So, in my last post, I wrote,
"While looking up the definition of crunchy I happened across the word chickweed. This has nothing to do with being crunchy or not, I just thought it was an interesting word. It refers to pink weeds, or those little flowers our children bring us from the backyard."
The reason I said I would write more about that later is my son. He is not quite 20 months old and doesn't understand what makes a weed a weed. He was in the backyard with me picking dandelions and these little purple flowering things (I don't know what they are). He was also picking blades of grass and delivering those to me as well. He was very proud of himself and kept asking me, "is it?"

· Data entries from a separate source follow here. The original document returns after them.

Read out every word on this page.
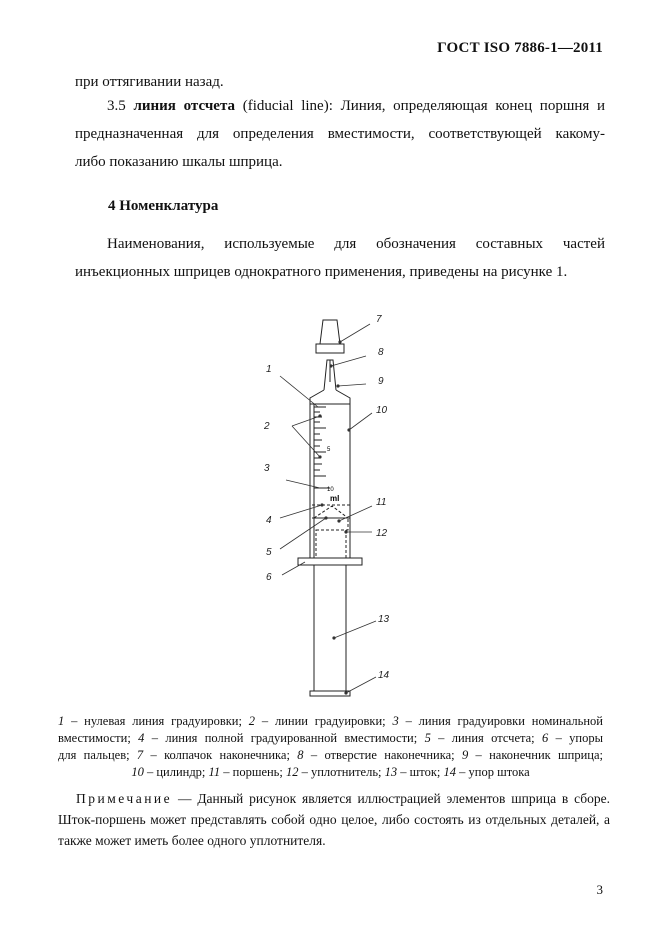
ГОСТ ISO 7886-1—2011
при оттягивании назад.
3.5 линия отсчета (fiducial line): Линия, определяющая конец поршня и
предназначенная для определения вместимости, соответствующей какому-
либо показанию шкалы шприца.
4 Номенклатура
Наименования, используемые для обозначения составных частей
инъекционных шприцев однократного применения, приведены на рисунке 1.
5
10
ml
1
2
3
4
5
6
7
8
9
10
11
12
13
14
1 – нулевая линия градуировки; 2 – линии градуировки; 3 – линия градуировки номинальной
вместимости; 4 – линия полной градуированной вместимости; 5 – линия отсчета; 6 – упоры
для пальцев; 7 – колпачок наконечника; 8 – отверстие наконечника; 9 – наконечник шприца;
10 – цилиндр; 11 – поршень; 12 – уплотнитель; 13 – шток; 14 – упор штока
Примечание — Данный рисунок является иллюстрацией элементов шприца в сборе.
Шток-поршень может представлять собой одно целое, либо состоять из отдельных деталей, а
также может иметь более одного уплотнителя.
3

At first I kept telling him, weeds, flowers or grass. Then he brought me a clover. Again he asked what it was and I answered, "it's a clover." As he continued around the backyard, I realized the dandelions remaining in the grass looked kind of cheerful; little bursts of yellow light in a sea of green. The purple flowers were on weeds my husband and I used to curse when in pursuit of our golf course lawn. And let's not even start with the clover.
But to my son, they are all something new and different. The grass, the dandelions, the little purple flowers and the clover. He doesn't undertand the difference between a tulip in the flowerbed and a pretty yellow dandelion amidst the grass. None of these were weeds until it was decided by people who didn't want them in their way. There is something inocent and pure about a little boy delivering what he thinks are beautiful and exotic specimens to his mommy.
The next time he came over to me with a clover I gave him a hug and said, "thank you." He looked at me and said, "kanka you," and walked off with the dog in tow.
Pure and innocent. I want him to stay that way as long as possible. His baby sister, too. That is the reason I am crunching along, my children.